Step 2: Compute Momenta of Each Piece

Momentum ($\vec{p}$) is mass ($m$) times velocity ($\vec{v}$):

$$\vec{p}=m\vec{v}$$

1. Piece 1 (along +x-axis):

   $${\vec{p}}_1=6v_1\widehat{i}$$

   (No y-component since it's purely along the x-axis.)

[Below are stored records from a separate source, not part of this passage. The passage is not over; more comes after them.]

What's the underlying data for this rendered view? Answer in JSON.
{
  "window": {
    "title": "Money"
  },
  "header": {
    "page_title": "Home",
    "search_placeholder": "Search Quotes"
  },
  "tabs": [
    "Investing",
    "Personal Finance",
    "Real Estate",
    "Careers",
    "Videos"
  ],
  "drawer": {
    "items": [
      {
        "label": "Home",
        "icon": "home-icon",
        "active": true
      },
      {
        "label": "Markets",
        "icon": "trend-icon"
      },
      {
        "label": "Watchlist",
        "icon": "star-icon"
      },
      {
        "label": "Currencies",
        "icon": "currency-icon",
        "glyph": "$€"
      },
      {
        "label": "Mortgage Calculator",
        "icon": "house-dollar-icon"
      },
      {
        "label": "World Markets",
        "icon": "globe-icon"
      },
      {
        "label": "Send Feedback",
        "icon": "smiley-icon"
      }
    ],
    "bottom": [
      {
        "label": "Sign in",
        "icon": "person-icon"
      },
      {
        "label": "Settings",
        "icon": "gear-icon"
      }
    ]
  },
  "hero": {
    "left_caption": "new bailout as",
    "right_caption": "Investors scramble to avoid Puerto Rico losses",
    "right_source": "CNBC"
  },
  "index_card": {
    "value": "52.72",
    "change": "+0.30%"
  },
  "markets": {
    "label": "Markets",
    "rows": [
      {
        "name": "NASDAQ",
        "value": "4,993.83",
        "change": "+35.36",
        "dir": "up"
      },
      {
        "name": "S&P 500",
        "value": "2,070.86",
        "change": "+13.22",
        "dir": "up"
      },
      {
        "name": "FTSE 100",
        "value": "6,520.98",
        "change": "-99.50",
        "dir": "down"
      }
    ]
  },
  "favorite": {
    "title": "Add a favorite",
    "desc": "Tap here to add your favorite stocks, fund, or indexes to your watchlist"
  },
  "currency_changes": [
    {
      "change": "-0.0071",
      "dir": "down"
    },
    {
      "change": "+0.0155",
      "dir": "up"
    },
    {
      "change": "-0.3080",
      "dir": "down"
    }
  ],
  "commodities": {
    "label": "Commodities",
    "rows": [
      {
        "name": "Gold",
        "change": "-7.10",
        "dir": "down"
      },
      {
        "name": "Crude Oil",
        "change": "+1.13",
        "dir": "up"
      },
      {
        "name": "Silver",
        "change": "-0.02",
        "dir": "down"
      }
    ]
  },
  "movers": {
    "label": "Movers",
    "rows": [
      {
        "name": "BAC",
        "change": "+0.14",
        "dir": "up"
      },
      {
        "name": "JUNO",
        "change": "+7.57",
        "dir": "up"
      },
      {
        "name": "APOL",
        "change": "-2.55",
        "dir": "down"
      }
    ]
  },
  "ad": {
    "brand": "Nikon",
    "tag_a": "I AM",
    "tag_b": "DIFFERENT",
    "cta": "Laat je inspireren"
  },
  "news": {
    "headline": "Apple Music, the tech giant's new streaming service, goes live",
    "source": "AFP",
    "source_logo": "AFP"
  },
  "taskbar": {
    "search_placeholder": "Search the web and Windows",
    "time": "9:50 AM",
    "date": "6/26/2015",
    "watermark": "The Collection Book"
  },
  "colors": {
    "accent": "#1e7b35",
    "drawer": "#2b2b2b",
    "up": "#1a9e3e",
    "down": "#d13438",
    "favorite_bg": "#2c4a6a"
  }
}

2. Piece 2 (120° from +x-axis):

   $${\vec{p}}_2=7\times 3=21$$

• x-component: $p_{2x}=21\cos (120\mathrm{°})$

• y-component: $p_{2y}=21\sin (120\mathrm{°})$

3. Piece 3 (240° from +x-axis):

   $${\vec{p}}_3=7\times 3=21$$

• x-component: $p_{3x}=21\cos (240\mathrm{°})$

• y-component: $p_{3y}=21\sin (240\mathrm{°})$

Step 3: Calculate Trigonometric Components

Recall:

$$\cos (120\mathrm{°})=\cos (240\mathrm{°})=-\frac{1}{2}$$$$\sin (120\mathrm{°})=\frac{\sqrt{3}}{2},\sin (240\mathrm{°})=-\frac{\sqrt{3}}{2}$$

Thus:

• Piece 2:

  $$p_{2x}=21\times (-\frac{1}{2})=-10.5$$$$p_{2y}=21\times \frac{\sqrt{3}}{2}\approx 18.186$$

• Piece 3:

  $$p_{3x}=21\times (-\frac{1}{2})=-10.5$$$$p_{3y}=21\times (-\frac{\sqrt{3}}{2})\approx -18.186$$

Step 4: Apply Momentum Conservation in x and y Directions

1. In the x-direction:

   $$p_{1x}+p_{2x}+p_{3x}=0$$$$6v_1+(-10.5)+(-10.5)=0$$$$6v_1-21=0$$$$6v_1=21$$$$v_1=\frac{21}{6}=3.5\text{m/s}$$

2. In the y-direction:

   $$p_{1y}+p_{2y}+p_{3y}=0$$$$0+18.186+(-18.186)=0$$

   (This confirms that the y-components cancel out, as expected.)

3. 
   

Conclusion:

The first piece must move at 3.5 m/s along the x-axis to conserve momentum.